Glaucoma specialists undoubtedly applied the significance of DNA, not long after its discovery, to their understanding of the pathophysiology of inherited forms of glaucoma. Some 60 years later, researchers have found several glaucoma genes, developed sophisticated technologies that can speed the search for disease-related clues, and successfully tested gene therapy, said Wallace L.M. Alward, MD.

Dr Alward reviewed many of the advances in the study of the molecular genetics of glaucoma that have occurred in the past few decades and looked ahead to future developments as he presented the Robert N. Shaffer Lecture at the annual meeting of the American Academy of Ophthalmology last November.

Although he and the late Dr Shaffer shared an interest in gonioscopy, they also had a mutual passion for the genetics of glaucoma.

"In 1965, [Dr Shaffer] wrote a paper on genetics in congenital glaucomas," he said. "It was remarkably far-reaching in its outlook on genetics, and it's important to put this in perspective because this was just a decade after DNA [structure] was discovered and only three years after Watson and Crick received the Nobel Prize."

In the decades since Dr. Shaffer's paper appeared, researchers have identified 14 linked sites for primary open-angle glaucoma (POAG): GLC1A to GLC1N.

Three genes have been described at those loci. The myocilin gene is involved in many cases of juvenile-onset glaucoma but, more importantly, causes 3% to 5% of cases of POAG in adults.

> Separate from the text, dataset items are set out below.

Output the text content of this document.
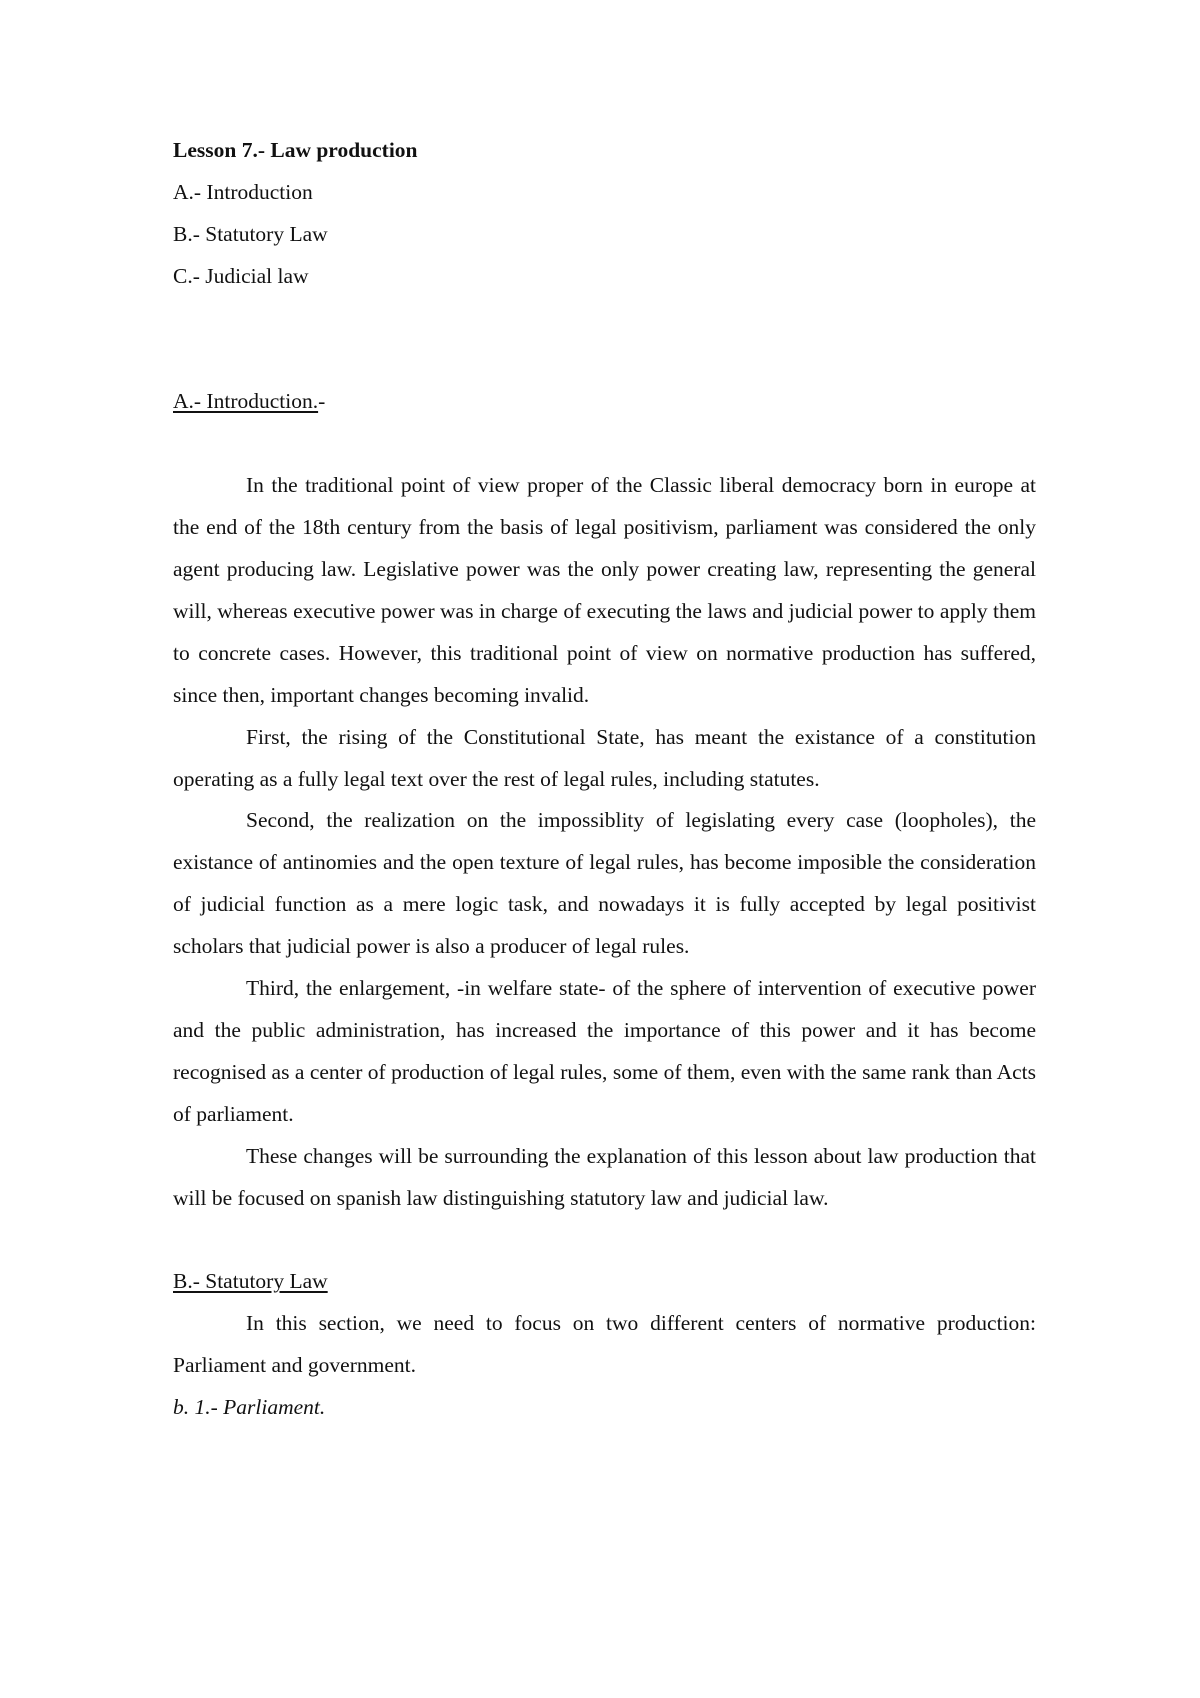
Lesson 7.- Law production
A.- Introduction
B.- Statutory Law
C.- Judicial law
A.- Introduction.-

In the traditional point of view proper of the Classic liberal democracy born in europe at the end of the 18th century from the basis of legal positivism, parliament was considered the only agent producing law. Legislative power was the only power creating law, representing the general will, whereas executive power was in charge of executing the laws and judicial power to apply them to concrete cases. However, this traditional point of view on normative production has suffered, since then, important changes becoming invalid.

First, the rising of the Constitutional State, has meant the existance of a constitution operating as a fully legal text over the rest of legal rules, including statutes.

Second, the realization on the impossiblity of legislating every case (loopholes), the existance of antinomies and the open texture of legal rules, has become imposible the consideration of judicial function as a mere logic task, and nowadays it is fully accepted by legal positivist scholars that judicial power is also a producer of legal rules.

Third, the enlargement, -in welfare state- of the sphere of intervention of executive power and the public administration, has increased the importance of this power and it has become recognised as a center of production of legal rules, some of them, even with the same rank than Acts of parliament.

These changes will be surrounding the explanation of this lesson about law production that will be focused on spanish law distinguishing statutory law and judicial law.

B.- Statutory Law

In this section, we need to focus on two different centers of normative production: Parliament and government.

b. 1.- Parliament.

A second gene, optineurin, causes autosomal dominant normal-tension glaucoma, which is a rare disease. Optineurin, however, is important because it may be involved in the process that damages the optic nerve.

The role of the third gene, WDR36, in POAG is controversial and unclear, but it remains the subject of intense study, he said. Although the discovery of these genes is significant, the clinical impact is limited.

"In total, we know the genetic origin of less than 5% of POAG," Dr. Alward said.

In addition, very little has been discovered about the genetics of angle-closure glaucoma. Investigators have found two linkages for dominant nanophthalmos and one gene for autosomal recessive nanophthalmos, which is quite rare, he said. Two known linkages for primary congenital glaucoma exist in addition to an important gene, CYP1B1.

Secondary, syndromic glaucomas

Research gains also have been made in the understanding of secondary and syndromic forms of glaucoma.

"The most exciting [and] relatively new finding in secondary glaucomas came out in 2007, and that's the LOXL1 gene," Dr Alward said. Scientists from a biopharmaceutical firm (deCODE genetics) and colleagues in Iceland and Sweden observed that two single nucleotide polymorphisms (SNPs) on the LOXL1 gene were associated strongly with exfoliation syndrome and exfoliation glaucoma. The protein encoded by the LOXL1 gene is involved in the production of elastin fibres.

More than 300,000 SNPs from patients with glaucoma and controls were analysed using high-resolution SNP chips and additional SNPs from public databases.

This finding is significant because of the exceptionally strong association with exfoliation syndrome, he said.

An individual in the highest-risk genotype would be 700 more times likely to develop the exfoliation syndrome than someone in the lowest-risk genotype. The findings have been replicated around the world, and one of the SNPs appears to be the disease-associated variation.

"It's very important for clinicians to be aware that most people who have this sequence variation do not get exfoliation syndrome. You should not run out and test all of your patients for LOXL1," he said. "If you look at the original data, there were 75 people with this sequence variation who did not have exfoliation for every one who did have exfoliation. Yet, it's a tremendously important finding and it's a substrate upon which people develop this disease, although there's a lot more for us to figure out."

Other advances include the discovery of the PAX6 gene, which is associated with aniridia, and two genes, FOXC1 and PITX2, associated with Axenfeld-Rieger syndrome. Nail-patella syndrome, which is associated with POAG, has been shown to be caused by mutations in the LMX1B gene.

Researchers also have learned more about the genetics of Peter's anomaly.

"It's an interesting 'garbage basket' disease in that all of the genes that can cause developmental glaucomas in isolated case reports have been shown to cause Peter's anomaly."